Speculation has centered on the Boston Red Sox. The New York Yankees, New York Mets, Chicago Cubs and Texas Rangers also were thought to be among the bidders. An announcement was scheduled for 8 p.m. EST Tuesday (10 a.m. Wednesday Tokyo time), and if the bid was accepted, the winning team would have 30 days to negotiate a contract with Matsuzaka's agent, Scott Boras.
Before knocking down trade rumors, baseball general managers toppled some bowling pins.
GMs began their annual meetings Monday with an afternoon at the lanes, putting on colored shirts for some kegling.
"I bowled a 122," Philadelphia's Pat Gillick said. "Probably in the upper third, I would think."
Mets GM Omar Minaya thought San Diego's Kevin Towers had the high score, somewhere in the 160s.
After a dinner Monday night, the GMs were to get down to business Tuesday, with a three-day agenda that includes discussions on instant replay, the elimination of tie games and uniform ball storage rules.
There were two small deals Monday. Colorado agreed to a $1.5 million, one-year contract with second baseman Kaz Matsui. His replacement on the Mets, Jose Valentin, reached a preliminary agreement with New York on a one-year deal worth about $3 million.
All teams could start contract talks Sunday with the 177 free agents. Barry Zito, Jason Schmidt and Jeff Suppan figure to be among the top pitchers, while Alfonso Soriano, Carlos Lee and Barry Bonds are among the most notable position players.
"The group that's out there as free agents, it isn't the most attractive group," Gillick said.
As usual, pitching is the most prized possession.
"I think everybody's looking for the same animal," Gillick said.
With all the GMs gathered in one spot, agents for the players also arrived, with Scott Boras, Adam Katz and Sam Levinson among those on hand in the space-age-looking lobby.
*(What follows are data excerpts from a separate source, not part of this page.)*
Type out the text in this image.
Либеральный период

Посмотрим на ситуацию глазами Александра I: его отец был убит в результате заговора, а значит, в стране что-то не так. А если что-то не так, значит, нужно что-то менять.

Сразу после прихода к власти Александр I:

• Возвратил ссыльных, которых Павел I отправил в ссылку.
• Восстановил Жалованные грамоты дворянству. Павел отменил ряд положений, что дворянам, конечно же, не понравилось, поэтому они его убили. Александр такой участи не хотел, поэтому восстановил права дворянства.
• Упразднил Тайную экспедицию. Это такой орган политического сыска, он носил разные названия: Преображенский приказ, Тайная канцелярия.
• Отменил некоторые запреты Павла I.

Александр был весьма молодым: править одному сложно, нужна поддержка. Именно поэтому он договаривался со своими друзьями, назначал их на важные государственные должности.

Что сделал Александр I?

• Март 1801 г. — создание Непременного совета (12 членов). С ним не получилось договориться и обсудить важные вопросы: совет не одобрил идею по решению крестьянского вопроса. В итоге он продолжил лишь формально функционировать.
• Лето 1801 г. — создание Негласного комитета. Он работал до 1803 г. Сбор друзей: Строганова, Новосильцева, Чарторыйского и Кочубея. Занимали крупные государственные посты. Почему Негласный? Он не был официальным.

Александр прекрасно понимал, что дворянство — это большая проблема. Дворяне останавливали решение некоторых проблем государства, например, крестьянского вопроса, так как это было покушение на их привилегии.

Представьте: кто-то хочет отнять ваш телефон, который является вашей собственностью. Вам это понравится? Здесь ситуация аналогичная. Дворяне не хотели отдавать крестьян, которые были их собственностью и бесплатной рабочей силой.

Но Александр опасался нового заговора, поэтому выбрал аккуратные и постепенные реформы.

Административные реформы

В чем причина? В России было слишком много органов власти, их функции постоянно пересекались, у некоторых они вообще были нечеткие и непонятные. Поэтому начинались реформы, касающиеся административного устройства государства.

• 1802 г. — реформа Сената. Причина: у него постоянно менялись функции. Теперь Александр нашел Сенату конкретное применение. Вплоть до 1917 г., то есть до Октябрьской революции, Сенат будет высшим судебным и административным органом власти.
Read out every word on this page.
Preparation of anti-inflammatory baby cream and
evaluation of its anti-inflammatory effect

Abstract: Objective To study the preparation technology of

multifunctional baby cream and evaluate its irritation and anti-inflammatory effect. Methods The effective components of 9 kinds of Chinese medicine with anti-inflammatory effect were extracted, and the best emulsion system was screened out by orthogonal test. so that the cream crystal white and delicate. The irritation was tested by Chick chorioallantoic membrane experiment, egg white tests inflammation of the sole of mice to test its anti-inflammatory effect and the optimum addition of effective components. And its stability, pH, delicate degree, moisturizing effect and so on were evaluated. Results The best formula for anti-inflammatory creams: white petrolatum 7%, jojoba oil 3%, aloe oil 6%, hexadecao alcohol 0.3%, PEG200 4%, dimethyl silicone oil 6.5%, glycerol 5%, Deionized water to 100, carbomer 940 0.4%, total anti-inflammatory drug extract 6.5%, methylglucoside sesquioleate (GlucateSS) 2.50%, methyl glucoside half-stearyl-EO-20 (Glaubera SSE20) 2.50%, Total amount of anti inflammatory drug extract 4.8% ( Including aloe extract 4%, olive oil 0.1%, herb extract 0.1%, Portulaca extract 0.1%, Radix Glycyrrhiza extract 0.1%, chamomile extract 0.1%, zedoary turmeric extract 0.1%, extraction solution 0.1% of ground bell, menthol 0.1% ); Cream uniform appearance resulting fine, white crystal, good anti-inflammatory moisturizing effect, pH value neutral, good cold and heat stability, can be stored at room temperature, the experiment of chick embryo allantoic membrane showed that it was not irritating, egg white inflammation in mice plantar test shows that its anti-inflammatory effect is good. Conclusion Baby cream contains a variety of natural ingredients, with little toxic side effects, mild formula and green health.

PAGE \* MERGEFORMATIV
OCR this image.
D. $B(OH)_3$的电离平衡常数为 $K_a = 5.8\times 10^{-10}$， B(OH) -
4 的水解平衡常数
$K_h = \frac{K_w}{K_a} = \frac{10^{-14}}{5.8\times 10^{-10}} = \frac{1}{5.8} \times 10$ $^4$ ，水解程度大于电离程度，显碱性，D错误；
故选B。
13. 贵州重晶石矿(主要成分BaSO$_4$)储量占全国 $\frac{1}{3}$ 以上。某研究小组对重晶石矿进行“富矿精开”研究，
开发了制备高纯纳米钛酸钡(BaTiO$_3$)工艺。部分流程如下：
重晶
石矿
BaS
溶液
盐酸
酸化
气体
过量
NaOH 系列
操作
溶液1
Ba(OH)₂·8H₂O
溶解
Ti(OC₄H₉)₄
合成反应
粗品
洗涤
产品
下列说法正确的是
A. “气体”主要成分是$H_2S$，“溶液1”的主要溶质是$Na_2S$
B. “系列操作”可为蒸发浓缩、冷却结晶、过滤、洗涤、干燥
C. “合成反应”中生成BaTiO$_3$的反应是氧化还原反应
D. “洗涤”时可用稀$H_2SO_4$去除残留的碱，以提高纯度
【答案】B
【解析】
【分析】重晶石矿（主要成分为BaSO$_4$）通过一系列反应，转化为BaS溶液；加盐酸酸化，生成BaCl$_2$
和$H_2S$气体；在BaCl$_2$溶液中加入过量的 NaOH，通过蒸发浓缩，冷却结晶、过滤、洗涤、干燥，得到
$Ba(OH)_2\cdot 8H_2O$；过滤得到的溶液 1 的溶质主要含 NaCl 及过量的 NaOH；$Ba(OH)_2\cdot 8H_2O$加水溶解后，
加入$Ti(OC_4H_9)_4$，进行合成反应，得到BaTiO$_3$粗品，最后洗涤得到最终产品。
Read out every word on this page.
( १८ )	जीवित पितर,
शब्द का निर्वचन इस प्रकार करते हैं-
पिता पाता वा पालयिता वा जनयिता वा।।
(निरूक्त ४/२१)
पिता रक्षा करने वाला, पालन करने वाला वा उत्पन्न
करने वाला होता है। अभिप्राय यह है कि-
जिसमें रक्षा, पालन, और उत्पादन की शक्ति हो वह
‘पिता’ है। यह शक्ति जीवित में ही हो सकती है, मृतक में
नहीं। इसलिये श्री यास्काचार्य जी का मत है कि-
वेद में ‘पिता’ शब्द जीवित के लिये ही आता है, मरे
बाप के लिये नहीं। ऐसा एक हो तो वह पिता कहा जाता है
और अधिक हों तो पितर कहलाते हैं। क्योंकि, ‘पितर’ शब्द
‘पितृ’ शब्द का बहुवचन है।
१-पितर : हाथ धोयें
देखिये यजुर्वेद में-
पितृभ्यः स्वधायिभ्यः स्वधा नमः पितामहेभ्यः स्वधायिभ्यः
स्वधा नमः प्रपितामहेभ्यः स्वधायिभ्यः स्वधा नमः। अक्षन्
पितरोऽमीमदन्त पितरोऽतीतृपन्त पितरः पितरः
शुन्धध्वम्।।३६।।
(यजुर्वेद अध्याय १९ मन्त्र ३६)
Even before arriving at the meetings, Yankees GM Brian Cashman sent right fielder Gary Sheffield to Detroit for three pitchers, and Jaret Wright to Baltimore for a reliever.
"Although it looked like we moved fast, those discussions were going on for some time," Cashman said.
In most years, there's usually more talk than action at these sessions. More trades take place at the winter meetings, scheduled this year for Dec. 4-7 in Lake Buena Vista.
"You lay the groundwork," Purpura said. "You talk to other GMs. You talk to the agents. You're trying to find out where the fits might be for your club and you work through the process."
Houston appeared to be interested in Lee. The Los Angeles Dodgers, Los Angeles Angels and the Phillies need offense.
Minaya is seeking a corner outfielder with power, preferably a right-handed hitter. Cashman seeks starting pitching.
Purpura awaits word on whether Roger Clemens and Andy Pettitte plan to pitch next year. Pettitte, who completed a three-year contract, is thinking about retirement. Clemens retired at the end of the last three seasons, only to return each time. Last season, he rejoined Houston in June.
"We can't just play the waiting game like we have in the past," Purpura said. "I would hope that Andy makes a determination sooner than later although I don't think he's any closer to that today than he was three weeks ago. Roger's situation is somewhat different because my sense is that the half-year of work did him well physically and he came through that very well and felt strong at the end, which was the whole idea."
As for rules, GMs plan to discuss eliminating ties - games that end with the score even because of rain and have gone at least five innings (or 4 1/2 innings if the home team is ahead). Those are replayed in their entirety - there were none this year but there was one in 2005 between Houston and Cincinnati.
Under the change, these types of games would become suspended, resumed at the point they were stopped.
The discussion about ball storage comes at a time when the Colorado Rockies and Coors Field have been under increased scrutiny. Some GMs think balls at the hitter-friendly ballpark have become deader since the Rockies started storing them in a humidor a few years ago.
"I saw a remarkable difference just in batting practice," Purpura said, adding that he wanted to hear recommendations from Rawlings, the manufacturer.
"I've heard they have certain specifications for temperature and humidity, and if they have certain specifications for that, then I would be in favor of all of us storing our baseballs in the same manner," he said. "To me that levels the playing field, and I'm in favor of leveling the playing field wherever you can."